Hoyle, William (DNB00)
HOYLE, WILLIAM (1831–1886), temperance reformer, fourth child of poor parents, was born in the valley of Rossendale, Lancashire, in 1831. By constant and severe labour he succeeded in 1851 in starting a business as a cotton-spinner in partnership with his father at Brooksbottom, near Bury, Lancashire. In 1859 he married, and removed to Tottington, where a large mill was built. He died on 26 Feb. 1886.
On reaching an independent position Hoyle threw himself with great energy into the temperance movement. In 1869 he published a pamphlet by 'A Cotton Manufacturer,' entitled 'An Inquiry into the long-continued Depression in the Cotton Trade,' which, revised and enlarged into a book, was published in 1871 as 'Our National Resources, and how they are wasted,' 8vo. This volume made Hoyle at once a recognised authority on the statistics of the drink question. He followed it up by many short publications, and by an annual letter to the 'Times' on the 'drink bill' of successive years.
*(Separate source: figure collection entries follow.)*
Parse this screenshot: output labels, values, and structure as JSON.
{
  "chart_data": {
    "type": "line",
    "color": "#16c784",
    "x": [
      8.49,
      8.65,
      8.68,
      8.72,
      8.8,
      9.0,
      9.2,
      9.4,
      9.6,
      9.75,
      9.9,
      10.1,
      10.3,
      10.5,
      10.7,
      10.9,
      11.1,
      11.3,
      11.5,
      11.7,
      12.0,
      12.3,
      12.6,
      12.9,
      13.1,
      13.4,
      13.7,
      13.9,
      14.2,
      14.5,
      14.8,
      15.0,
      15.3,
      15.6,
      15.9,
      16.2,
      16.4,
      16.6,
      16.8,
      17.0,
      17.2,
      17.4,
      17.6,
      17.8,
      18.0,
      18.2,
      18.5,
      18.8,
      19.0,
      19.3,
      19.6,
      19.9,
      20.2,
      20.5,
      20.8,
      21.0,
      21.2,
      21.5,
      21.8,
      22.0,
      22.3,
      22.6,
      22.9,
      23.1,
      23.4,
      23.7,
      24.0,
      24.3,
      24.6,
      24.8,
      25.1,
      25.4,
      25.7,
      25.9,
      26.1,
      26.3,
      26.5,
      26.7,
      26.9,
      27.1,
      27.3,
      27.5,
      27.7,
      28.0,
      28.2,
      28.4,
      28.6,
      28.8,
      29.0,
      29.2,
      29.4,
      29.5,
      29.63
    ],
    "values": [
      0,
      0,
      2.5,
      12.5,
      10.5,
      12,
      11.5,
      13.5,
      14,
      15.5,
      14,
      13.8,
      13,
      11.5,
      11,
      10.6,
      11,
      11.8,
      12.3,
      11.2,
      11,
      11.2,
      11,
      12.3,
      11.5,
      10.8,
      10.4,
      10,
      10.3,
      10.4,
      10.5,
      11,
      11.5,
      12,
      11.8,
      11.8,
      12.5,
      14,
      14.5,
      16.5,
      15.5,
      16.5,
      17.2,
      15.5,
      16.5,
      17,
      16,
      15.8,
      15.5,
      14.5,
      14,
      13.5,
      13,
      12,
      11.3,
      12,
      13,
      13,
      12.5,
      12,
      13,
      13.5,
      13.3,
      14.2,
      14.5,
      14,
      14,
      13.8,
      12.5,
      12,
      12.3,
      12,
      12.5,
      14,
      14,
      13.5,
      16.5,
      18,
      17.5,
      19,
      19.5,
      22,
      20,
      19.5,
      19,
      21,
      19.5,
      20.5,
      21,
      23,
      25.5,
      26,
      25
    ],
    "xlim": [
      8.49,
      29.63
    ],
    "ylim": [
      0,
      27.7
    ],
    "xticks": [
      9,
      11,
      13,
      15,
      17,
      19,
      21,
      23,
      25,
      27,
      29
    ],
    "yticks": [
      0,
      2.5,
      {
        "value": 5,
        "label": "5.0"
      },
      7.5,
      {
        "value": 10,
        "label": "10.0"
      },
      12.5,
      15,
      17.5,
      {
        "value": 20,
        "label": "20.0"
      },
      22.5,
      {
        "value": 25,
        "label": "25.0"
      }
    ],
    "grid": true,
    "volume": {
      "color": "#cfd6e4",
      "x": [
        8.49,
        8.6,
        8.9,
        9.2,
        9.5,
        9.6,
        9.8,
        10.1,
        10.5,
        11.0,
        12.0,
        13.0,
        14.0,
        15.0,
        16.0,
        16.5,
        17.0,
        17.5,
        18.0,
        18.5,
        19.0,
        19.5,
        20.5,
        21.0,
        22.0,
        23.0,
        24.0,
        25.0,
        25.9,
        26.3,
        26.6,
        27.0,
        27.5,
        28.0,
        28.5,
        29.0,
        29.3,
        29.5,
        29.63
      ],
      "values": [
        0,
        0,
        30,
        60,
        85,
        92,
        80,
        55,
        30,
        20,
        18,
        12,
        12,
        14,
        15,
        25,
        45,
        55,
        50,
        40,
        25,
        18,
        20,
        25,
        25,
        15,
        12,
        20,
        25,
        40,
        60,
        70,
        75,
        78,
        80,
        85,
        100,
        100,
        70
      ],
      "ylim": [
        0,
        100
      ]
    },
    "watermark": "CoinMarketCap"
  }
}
In 1876 appeared 'Crime in England and Wales in the Nineteenth Century.' Hoyle was an ardent supporter of the policy and proceedings of the United Kingdom Alliance, and interested himself also in the introduction into England of Good Templarism. In connection with these organisations he wrote many pamphlets and letters. His 'Hymns and Songs for Temperance Societies and Bands of Hope' have had a large circulation.
[Manchester Guardian, 1 March 1886, p. 8; Ch. of Engl. Temperance Chron. 6 March 1886; Temperance Record, 4 March 1886.]